Over the last few months, residents of Bridgewater, New Jersey, had begun to notice an eerie influx of vultures settling in trees and on rooftops throughout their community. And as if their looming presence circling overhead wasn't disconcerting enough to folks going about their day, the scavengers were leaving behind more than just a psychological mark -- namely with their copious droppings.
But for as much as locals were fed up with the birds hanging around town, there wasn't much that they alone could do about them; the black and turkey vultures in question are a protected species and cannot be handled or killed without a permit.So, soon enough, the town enlisted the help of Nicole Rein, a specialist from the United States Department of Agriculture, to see what could be done to keep their community from looking like the setting of a scary movie.

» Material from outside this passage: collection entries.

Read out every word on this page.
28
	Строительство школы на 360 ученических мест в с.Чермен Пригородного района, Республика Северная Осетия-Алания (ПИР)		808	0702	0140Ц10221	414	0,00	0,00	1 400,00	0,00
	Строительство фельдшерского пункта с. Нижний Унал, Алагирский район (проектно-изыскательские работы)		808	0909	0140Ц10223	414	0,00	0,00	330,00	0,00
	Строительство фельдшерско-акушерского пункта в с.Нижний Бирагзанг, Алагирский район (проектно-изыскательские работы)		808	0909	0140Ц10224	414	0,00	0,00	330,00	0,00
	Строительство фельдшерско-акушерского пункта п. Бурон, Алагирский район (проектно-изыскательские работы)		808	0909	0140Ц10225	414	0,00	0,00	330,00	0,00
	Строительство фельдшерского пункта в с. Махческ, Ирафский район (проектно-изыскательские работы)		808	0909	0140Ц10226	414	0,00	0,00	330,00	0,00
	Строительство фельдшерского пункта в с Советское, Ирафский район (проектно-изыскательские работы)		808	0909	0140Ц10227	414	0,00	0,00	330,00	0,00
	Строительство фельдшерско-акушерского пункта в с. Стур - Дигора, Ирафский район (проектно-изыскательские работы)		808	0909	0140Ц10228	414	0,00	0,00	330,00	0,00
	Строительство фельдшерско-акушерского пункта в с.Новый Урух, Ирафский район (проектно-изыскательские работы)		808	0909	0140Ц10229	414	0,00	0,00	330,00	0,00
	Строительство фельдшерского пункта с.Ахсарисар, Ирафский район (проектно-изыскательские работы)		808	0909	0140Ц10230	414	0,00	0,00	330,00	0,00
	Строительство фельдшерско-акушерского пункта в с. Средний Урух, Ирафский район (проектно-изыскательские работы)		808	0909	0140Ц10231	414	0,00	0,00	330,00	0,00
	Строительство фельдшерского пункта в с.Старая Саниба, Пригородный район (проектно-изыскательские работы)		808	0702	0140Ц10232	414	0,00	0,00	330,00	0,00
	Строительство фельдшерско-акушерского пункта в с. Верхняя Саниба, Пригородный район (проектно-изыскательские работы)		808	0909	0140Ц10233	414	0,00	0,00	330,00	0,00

Her answer: vulture effigies.
As it turns out, the birds are disturbed by the sight of dead vultures -- particularly when they're hanging upside down from a tree. With that bit of knowledge, some string, and several vulture carcasses the USDA had collected, Rein set about decorating trees around down with the morbid ornaments.
"They don't like seeing their own in that unnatural position," Rein told N.J. News.
While the technique of warding-off unwanted visitors by displaying the corpses of their kin might seem a tad medieval, Rein insists that the effigies should encourage vultures to look elsewhere to roost without causing them too much discomfort.